Her new book, Wise Up: Irreverent Enlightenment from a Mother Who's Been Through It, is told through a series of letters to her son Jack, who she shares with husband John Lambros.
"I wrote each chapter as a letter because I wanted the reader to truly feel loved," the former Coney Island Mermaid Queen, now 59, tells Yahoo Life. "I want to crowd the world with this feeling, so I wanted this radiant, incandescent vibe, and so by writing letters, I thought it would be more intimate for the readers to take in that information."
Though Wise Up is an intimate conversation between author and reader — which draws on both the wisdom of pop culture icons and philosophers — Duffy wanted to make sure that the book wasn't an example of "performative parenting."
"I thought it was very important to show my son that, no, there's a lot of jackassery that got me here," she explains. "There's a lot of wisdom in screwing up. I think that making mistakes and failure has a really bad reputation, but as we learn from the Stoics, the obstacle is the way. Often, the mistakes and the obstacles and the challenges are often what inspire us to go even further. I think that's a great way to parent."
Duffy's chronic illness is one such obstacle she's had to face — but, as she tells Yahoo Life, she's still "squeezing" the best out of life, even when living with sarcoidosis feels like carrying a "refrigerator" around all day.

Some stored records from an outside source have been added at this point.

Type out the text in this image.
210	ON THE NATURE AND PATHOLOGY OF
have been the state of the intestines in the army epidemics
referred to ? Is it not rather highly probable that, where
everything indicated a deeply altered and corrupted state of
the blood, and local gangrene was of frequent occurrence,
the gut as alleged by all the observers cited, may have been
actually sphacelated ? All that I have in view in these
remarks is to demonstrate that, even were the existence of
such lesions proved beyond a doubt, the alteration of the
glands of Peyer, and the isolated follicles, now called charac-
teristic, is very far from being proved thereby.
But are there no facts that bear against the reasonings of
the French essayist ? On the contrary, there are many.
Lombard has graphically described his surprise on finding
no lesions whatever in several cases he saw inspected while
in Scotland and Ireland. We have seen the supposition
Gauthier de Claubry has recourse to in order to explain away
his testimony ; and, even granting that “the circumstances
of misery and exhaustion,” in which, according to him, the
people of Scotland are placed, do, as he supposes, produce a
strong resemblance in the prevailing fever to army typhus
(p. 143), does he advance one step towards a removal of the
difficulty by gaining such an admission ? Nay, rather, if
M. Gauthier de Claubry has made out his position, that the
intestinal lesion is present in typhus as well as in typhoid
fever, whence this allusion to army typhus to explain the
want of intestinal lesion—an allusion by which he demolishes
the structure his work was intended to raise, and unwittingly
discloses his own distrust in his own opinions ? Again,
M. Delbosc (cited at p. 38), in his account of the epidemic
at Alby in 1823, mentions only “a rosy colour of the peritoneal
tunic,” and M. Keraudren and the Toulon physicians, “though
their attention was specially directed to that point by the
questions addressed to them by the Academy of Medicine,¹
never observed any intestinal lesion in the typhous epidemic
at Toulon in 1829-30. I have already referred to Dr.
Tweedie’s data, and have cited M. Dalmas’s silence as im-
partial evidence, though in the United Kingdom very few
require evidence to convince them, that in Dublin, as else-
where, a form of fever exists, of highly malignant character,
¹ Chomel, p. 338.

"There is a lot of shame and embarrassment connected to chronic illness, chronic pain," she explains. "I was ashamed I was a burden on my family. That I was in the hospital all the time."
Though Duffy acknowledges that chronic pain can feel like a "punishment," she says that she believes "chronic pain and happiness can coexist."
“Chronic pain is not going to steal my joy," she says. "I believe that pain is inevitable. We will all experience pain, whether through emotional trauma, or physical pain, but we can eventually get past suffering."
She's learned, instead, to "peacefully coexist" with her illness.
"Everybody has something going on," she says.
Despite learning to thrive with her illness, Duffy says that it can be hard to navigate intimacy when "your body starts falling apart and betraying you," calling sarcoidosis "no beauty treatment."
"Your body starts falling apart and betraying you," she says. "When you are the sick partner in the relationship, your partner can be afraid of hurting you and can be afraid of touching you. I think it's important to be honest and understand that sometimes it's hard to talk about, but often the things that are hard to talk about are so important. It's very hard to talk about sex, it's hard to talk about death, it's hard to talk about the future. [It's about] being honest, and being forgiving, and not judging looking at myself as 'damaged goods.' I've got a lot to offer the world."
As for what she considers the "sexiest thing" about herself, Duffy says it's her sense of humor.
"It makes me feel good about myself because I can't control when my hair falls out or when I get a hunch back, when I grow a mustache, which are all side effects of medicine that I take," she explains. "I want to feel grateful for the day. So what I am most proud about is that I've maintained a sense of humor, I have really jimmied up my sense of gratitude, and I have really tried to give more of myself in kind gestures."
Duffy, who was named one of People's Most Beautiful in 1993, says it's vital for her to "live a very full life" because due to her illness, she's not participating in the world "80% of the time."
"I am at home recovering or resting," she says. "There's a spiritual equation that says 'Life is 10% what happens and 90% is how you respond. And so I try to respond with grace and with humor, it's an intoxicating combination."
Despite the challenges her illness presents, Duffy is "unapologetic" about living with chronic illness and pain.
"I understand that this is not a flaw," she explains. "These things happen. I'm not damaged goods. I am going to absolutely extract the most I can out of every day. And I won't allow my illness to hold me back."